This article has been updated to add information about the failure rate of Premaitha's test.
NEW YORK (GenomeWeb) – Employing noninvasive prenatal testing (NIPT) for fetal trisomies 21, 18, and 13 as a reflex test after first-trimester combined screening results in few invasive diagnostic tests, a high detection rate, and a low false-positive rate, compared to conventional screening, according to a new study by researchers in the UK.
The study, published in Genetics in Medicine today, involved almost 23,000 pregnant women who were screened at five UK hospitals. About 10 percent ended up receiving a DNA reflex test, which detected 95 percent of all trisomies present, with a false-positive rate of 0.02 percent. Using NIPT also avoided up to 530 invasive diagnostic tests that would likely have been ordered after a positive conventional screening result.

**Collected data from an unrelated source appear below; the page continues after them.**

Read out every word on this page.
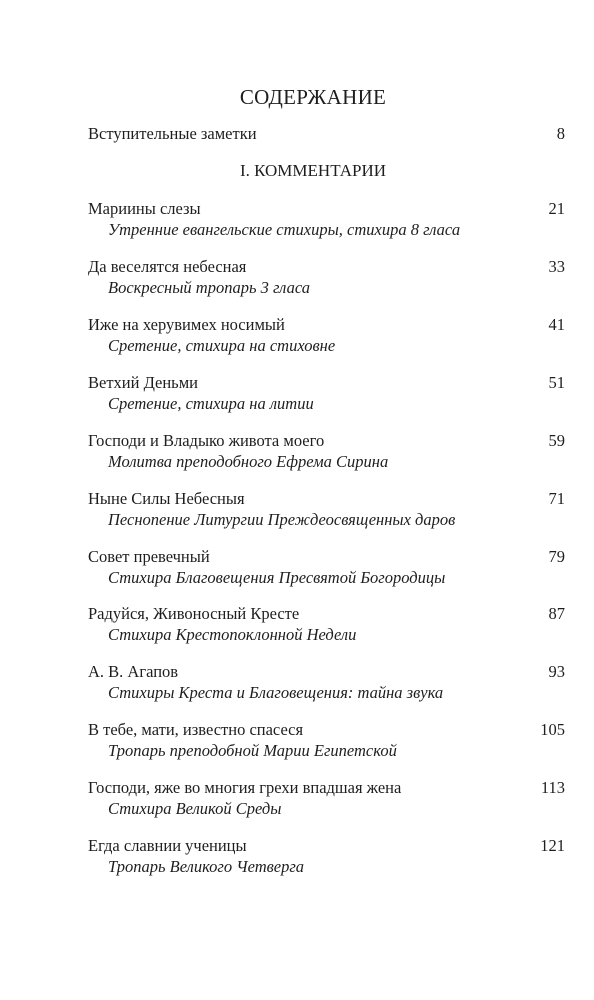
СОДЕРЖАНИЕ
Вступительные заметки	8
I. КОММЕНТАРИИ
Мариины слезы	21
Утренние евангельские стихиры, стихира 8 гласа
Да веселятся небесная	33
Воскресный тропарь 3 гласа
Иже на херувимех носимый	41
Сретение, стихира на стиховне
Ветхий Деньми	51
Сретение, стихира на литии
Господи и Владыко живота моего	59
Молитва преподобного Ефрема Сирина
Ныне Силы Небесныя	71
Песнопение Литургии Преждеосвященных даров
Совет превечный	79
Стихира Благовещения Пресвятой Богородицы
Радуйся, Живоносный Кресте	87
Стихира Крестопоклонной Недели
А. В. Агапов	93
Стихиры Креста и Благовещения: тайна звука
В тебе, мати, известно спасеся	105
Тропарь преподобной Марии Египетской
Господи, яже во многия грехи впадшая жена	113
Стихира Великой Среды
Егда славнии ученицы	121
Тропарь Великого Четверга
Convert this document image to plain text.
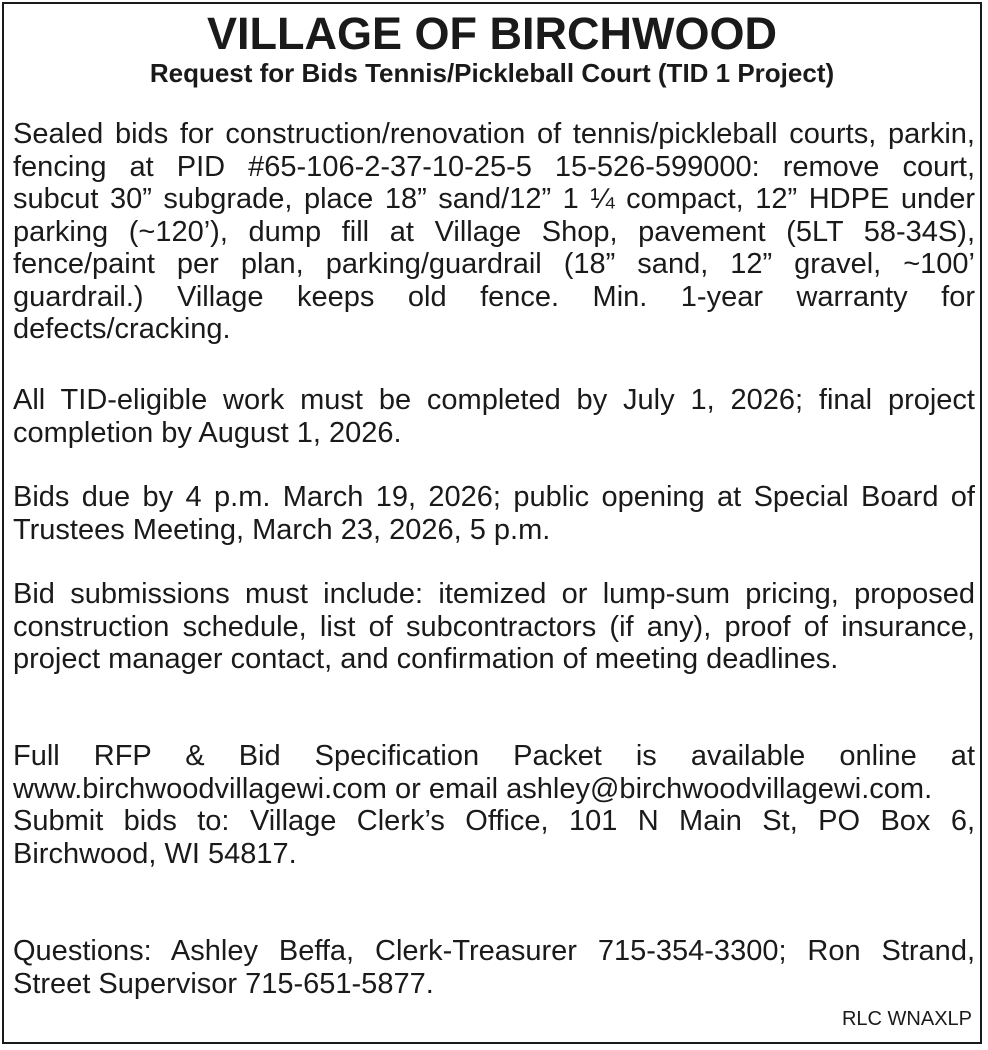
VILLAGE OF BIRCHWOOD
Request for Bids Tennis/Pickleball Court (TID 1 Project)

Sealed bids for construction/renovation of tennis/pickleball courts, parkin, fencing at PID #65-106-2-37-10-25-5 15-526-599000: remove court, subcut 30” subgrade, place 18” sand/12” 1 ¼ compact, 12” HDPE under parking (~120’), dump fill at Village Shop, pavement (5LT 58-34S), fence/paint per plan, parking/guardrail (18” sand, 12” gravel, ~100’ guardrail.) Village keeps old fence. Min. 1-year warranty for defects/cracking.

All TID-eligible work must be completed by July 1, 2026; final project completion by August 1, 2026.

Bids due by 4 p.m. March 19, 2026; public opening at Special Board of Trustees Meeting, March 23, 2026, 5 p.m.

Bid submissions must include: itemized or lump-sum pricing, proposed construction schedule, list of subcontractors (if any), proof of insurance, project manager contact, and confirmation of meeting deadlines.

Full RFP & Bid Specification Packet is available online at www.birchwoodvillagewi.com or email ashley@birchwoodvillagewi.com.
Submit bids to: Village Clerk’s Office, 101 N Main St, PO Box 6, Birchwood, WI 54817.

Questions: Ashley Beffa, Clerk-Treasurer 715-354-3300; Ron Strand, Street Supervisor 715-651-5877.

RLC WNAXLP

For the project, which took place in 2015 and 2016, researchers led by Nicholas Wald at the Wolfson Institute of Preventive Medicine at Queen Mary University in London used a reflex DNA screening protocol in which women provided two blood samples. The first sample was used for the first-trimester combined screen, which measures nuchal translucency and two blood markers. If that test showed a combined risk of trisomy 21, trisomy 18, or trisomy 13 higher than 1 in 800, an NIPT was automatically triggered and the two test results were reported together. This procedure, the authors noted, meant that women did not have to be recalled to give another blood sample for DNA testing and thus avoided the anxiety that is often associated with such a recall.
Of the 22,812 women obtaining the combined test, 2,480, or 10.9 percent, had a high enough risk to trigger an NIPT. For the first part of the study, the researchers sent those samples to Sequenom in the US, a total of 715.
Later on, NIPT testing was performed at the Wolfson Institute using Premaitha Health's test. For that platform, the researchers tracked the technical failure rate, which was 8.7 percent in their hands (152 of 1,756 samples failed). Almost all of the failed samples were retested using a back-up sample, which again had some failures, and 31 women, or 1.7 percent, needed to provide a second blood sample. Just a single sample still yielded no result after testing that second sample twice.
In total, NIPT yielded 105 screen-positive results, among them 101 true positives and four false positives. Altogether, 106 pregnancies were affected by trisomy, for a detection rate of 95 percent — the combined screen initially missed three and the reflex DNA test missed another two cases. Of the 101 women who were true positives, 88 had an invasive diagnostic test, and 83 terminated their pregnancy. Three of the four women with a false-positive result had an invasive diagnostic test. The positive predictive value of the screening procedure – the odds of being affected after obtaining a positive result – was 25:1.
Reflex DNA screening, the authors concluded, lowers the false-positive rate compared to other screening methods and avoids recall-induced anxiety, while delivering a detection rate that is almost as high as that of universal NIPT – 95 percent compared to 99 percent. "These clinical benefits, together with the reduced cost compared with universal DNA testing, make the reflex approach a preferred method of screening," they wrote.